Another voice of frustration- @Michael_Traikos of the National Post:
Wake me when it’s over.
That’s how most fans probably feel about the latest squabble between the NHL and the players’ union. They’re fed up.
Don’t talk to them about revenue sharing or salary rollbacks. Don’t tell them one side is being greedy and the other unreasonable. They don’t want to hear it. Not after what happened last time.
In 2004-05, a full season of a hockey was wiped out because of an unwillingness to introduce the salary cap. Eight years later, the existence of the salary cap is not even an issue anymore. Instead, a debate over relative shares of hockey-related revenues could threaten the season from starting. It could be about midi-chlorian counts and magic beans, for all fans care.
All that matters is that it appears we are going to lose more games. How many? It’s hard to say yet, but the doomsday preppers are already planning for the worst.
Joe Thornton and Rick Nash, who spent the previous lockout in Switzerland, are reportedly making arrangements to head back for a second tour.
Teemu Selanne is in talks to return to his old team in Finland. And the once-ignored American Hockey League, which releases its now highly anticipated schedule on Friday, is about to become the hottest ticket in town.
All because Gary Bettman and Donald Fehr would rather come up with inventive ways to say “far apart” than lock themselves in a room and actually work on bridging the so-called gap that exists between the two sides.
Who knows? Maybe this is all just posturing. Maybe a deal will be worked out just in time for the season opener on Oct. 13. Maybe we just need to sit back, relax and let the negotiation process work itself out.
But with the current collective bargaining agreement due to expire on Sept. 15, it seems likely that the season will not start on time and that a month or more will be lost, which is sad and depressing and really kind of stupid.
Remember the last time that the doors locked on the NHL? NBC was forced to show The Purina Incredible Dog Challenge. Instead of hockey, people sat around and watched puppies jumping through hoops. The drama!
That cannot happen. Not again.
And yet, someone is going to have to compromise. That “monetary gulf,” as described by Fehr, has to be bridged by both sides.
We are talking billions of dollars and big egos, so it will not be easy. The owners want the players to take a smaller piece of the pie, by cutting player salaries by 24% and decreasing their share of league revenue to 43% from 57%.
The players are willing to keep what they have but give up a claim on additional revenues earned for the next three years. But they also want the league’s wealthier owners to be responsible for propping up the have-nots of the league.
Which side is right? Neither, if another lockout occurs.

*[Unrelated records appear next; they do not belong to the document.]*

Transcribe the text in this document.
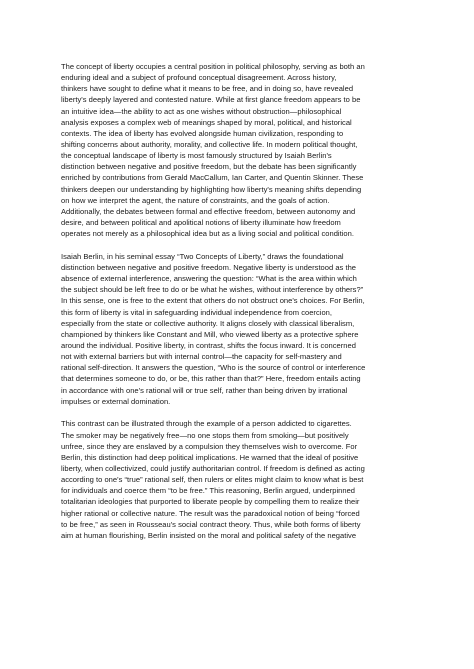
The concept of liberty occupies a central position in political philosophy, serving as both an
enduring ideal and a subject of profound conceptual disagreement. Across history,
thinkers have sought to define what it means to be free, and in doing so, have revealed
liberty's deeply layered and contested nature. While at first glance freedom appears to be
an intuitive idea—the ability to act as one wishes without obstruction—philosophical
analysis exposes a complex web of meanings shaped by moral, political, and historical
contexts. The idea of liberty has evolved alongside human civilization, responding to
shifting concerns about authority, morality, and collective life. In modern political thought,
the conceptual landscape of liberty is most famously structured by Isaiah Berlin's
distinction between negative and positive freedom, but the debate has been significantly
enriched by contributions from Gerald MacCallum, Ian Carter, and Quentin Skinner. These
thinkers deepen our understanding by highlighting how liberty's meaning shifts depending
on how we interpret the agent, the nature of constraints, and the goals of action.
Additionally, the debates between formal and effective freedom, between autonomy and
desire, and between political and apolitical notions of liberty illuminate how freedom
operates not merely as a philosophical idea but as a living social and political condition.

Isaiah Berlin, in his seminal essay “Two Concepts of Liberty,” draws the foundational
distinction between negative and positive freedom. Negative liberty is understood as the
absence of external interference, answering the question: “What is the area within which
the subject should be left free to do or be what he wishes, without interference by others?”
In this sense, one is free to the extent that others do not obstruct one's choices. For Berlin,
this form of liberty is vital in safeguarding individual independence from coercion,
especially from the state or collective authority. It aligns closely with classical liberalism,
championed by thinkers like Constant and Mill, who viewed liberty as a protective sphere
around the individual. Positive liberty, in contrast, shifts the focus inward. It is concerned
not with external barriers but with internal control—the capacity for self-mastery and
rational self-direction. It answers the question, “Who is the source of control or interference
that determines someone to do, or be, this rather than that?” Here, freedom entails acting
in accordance with one's rational will or true self, rather than being driven by irrational
impulses or external domination.

This contrast can be illustrated through the example of a person addicted to cigarettes.
The smoker may be negatively free—no one stops them from smoking—but positively
unfree, since they are enslaved by a compulsion they themselves wish to overcome. For
Berlin, this distinction had deep political implications. He warned that the ideal of positive
liberty, when collectivized, could justify authoritarian control. If freedom is defined as acting
according to one's “true” rational self, then rulers or elites might claim to know what is best
for individuals and coerce them “to be free.” This reasoning, Berlin argued, underpinned
totalitarian ideologies that purported to liberate people by compelling them to realize their
higher rational or collective nature. The result was the paradoxical notion of being “forced
to be free,” as seen in Rousseau's social contract theory. Thus, while both forms of liberty
aim at human flourishing, Berlin insisted on the moral and political safety of the negative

And yet, we appear to be heading that way. Bettman has already stated that if the CBA expires on Sept. 15 without a new one in place, hockey will not be played. Fehr has warned union members to be prepared for that.

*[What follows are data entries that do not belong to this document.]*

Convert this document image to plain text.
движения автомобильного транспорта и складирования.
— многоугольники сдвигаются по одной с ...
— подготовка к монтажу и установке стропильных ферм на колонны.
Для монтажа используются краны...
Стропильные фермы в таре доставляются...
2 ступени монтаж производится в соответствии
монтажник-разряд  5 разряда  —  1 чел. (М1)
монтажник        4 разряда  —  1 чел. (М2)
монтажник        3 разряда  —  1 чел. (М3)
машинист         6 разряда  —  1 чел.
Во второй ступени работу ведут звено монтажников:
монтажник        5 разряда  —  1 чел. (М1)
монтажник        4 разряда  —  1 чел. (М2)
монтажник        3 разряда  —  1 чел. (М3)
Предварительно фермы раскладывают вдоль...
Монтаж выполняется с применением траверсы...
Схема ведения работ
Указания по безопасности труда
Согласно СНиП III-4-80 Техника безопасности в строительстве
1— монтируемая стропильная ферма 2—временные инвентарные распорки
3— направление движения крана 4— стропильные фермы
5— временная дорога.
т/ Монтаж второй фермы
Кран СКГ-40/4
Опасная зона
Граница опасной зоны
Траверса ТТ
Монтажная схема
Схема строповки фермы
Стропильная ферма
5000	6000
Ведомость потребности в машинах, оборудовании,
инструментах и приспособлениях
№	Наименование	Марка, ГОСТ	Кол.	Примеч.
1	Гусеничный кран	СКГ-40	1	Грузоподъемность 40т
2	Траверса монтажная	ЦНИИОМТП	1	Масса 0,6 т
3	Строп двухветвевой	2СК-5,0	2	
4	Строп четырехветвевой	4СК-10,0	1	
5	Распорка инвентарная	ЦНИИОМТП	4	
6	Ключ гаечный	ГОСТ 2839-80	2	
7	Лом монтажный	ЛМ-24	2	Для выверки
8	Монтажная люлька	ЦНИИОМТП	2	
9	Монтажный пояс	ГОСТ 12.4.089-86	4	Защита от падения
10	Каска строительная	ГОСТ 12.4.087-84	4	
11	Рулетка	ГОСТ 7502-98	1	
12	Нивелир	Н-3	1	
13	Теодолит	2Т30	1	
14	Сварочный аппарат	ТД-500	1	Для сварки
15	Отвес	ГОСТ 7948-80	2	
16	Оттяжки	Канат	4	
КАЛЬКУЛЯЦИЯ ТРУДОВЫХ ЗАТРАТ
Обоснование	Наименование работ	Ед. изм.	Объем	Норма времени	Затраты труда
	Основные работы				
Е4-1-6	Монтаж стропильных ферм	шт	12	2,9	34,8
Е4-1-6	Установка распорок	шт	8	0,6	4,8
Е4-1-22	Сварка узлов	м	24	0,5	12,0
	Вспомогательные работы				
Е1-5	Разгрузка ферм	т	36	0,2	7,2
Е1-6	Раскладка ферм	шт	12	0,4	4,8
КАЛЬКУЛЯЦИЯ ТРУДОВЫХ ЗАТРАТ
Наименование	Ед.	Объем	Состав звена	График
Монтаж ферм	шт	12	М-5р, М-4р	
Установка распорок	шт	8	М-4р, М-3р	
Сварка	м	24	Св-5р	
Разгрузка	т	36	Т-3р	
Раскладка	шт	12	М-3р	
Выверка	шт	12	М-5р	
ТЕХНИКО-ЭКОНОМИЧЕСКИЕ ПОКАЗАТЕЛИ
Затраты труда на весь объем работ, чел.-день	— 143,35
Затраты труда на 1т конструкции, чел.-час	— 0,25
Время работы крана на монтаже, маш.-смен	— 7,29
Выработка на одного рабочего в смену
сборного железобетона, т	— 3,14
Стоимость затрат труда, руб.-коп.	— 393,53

It could just be a bluff. Then again, what if it is not? Canadian hockey fans are a loyal bunch. But how many fringe fans were lost from the previous lockout? How many more are at risk this time around?
How many players will hang up the skates if a month or more is lost? How many franchises can survive when the only tenants in their arenas are rock bands and ice capades? How can the NHL, which signed a US$200-million agreement with NBC in 2011, go back to blackouts?
How could a sport that is still considered a distant fourth among North American team sports, risk losing more popularity?
I don’t want to think about it. So, I am going to close my eyes. And when I open them up again, I just want handshakes and for hockey to start on time.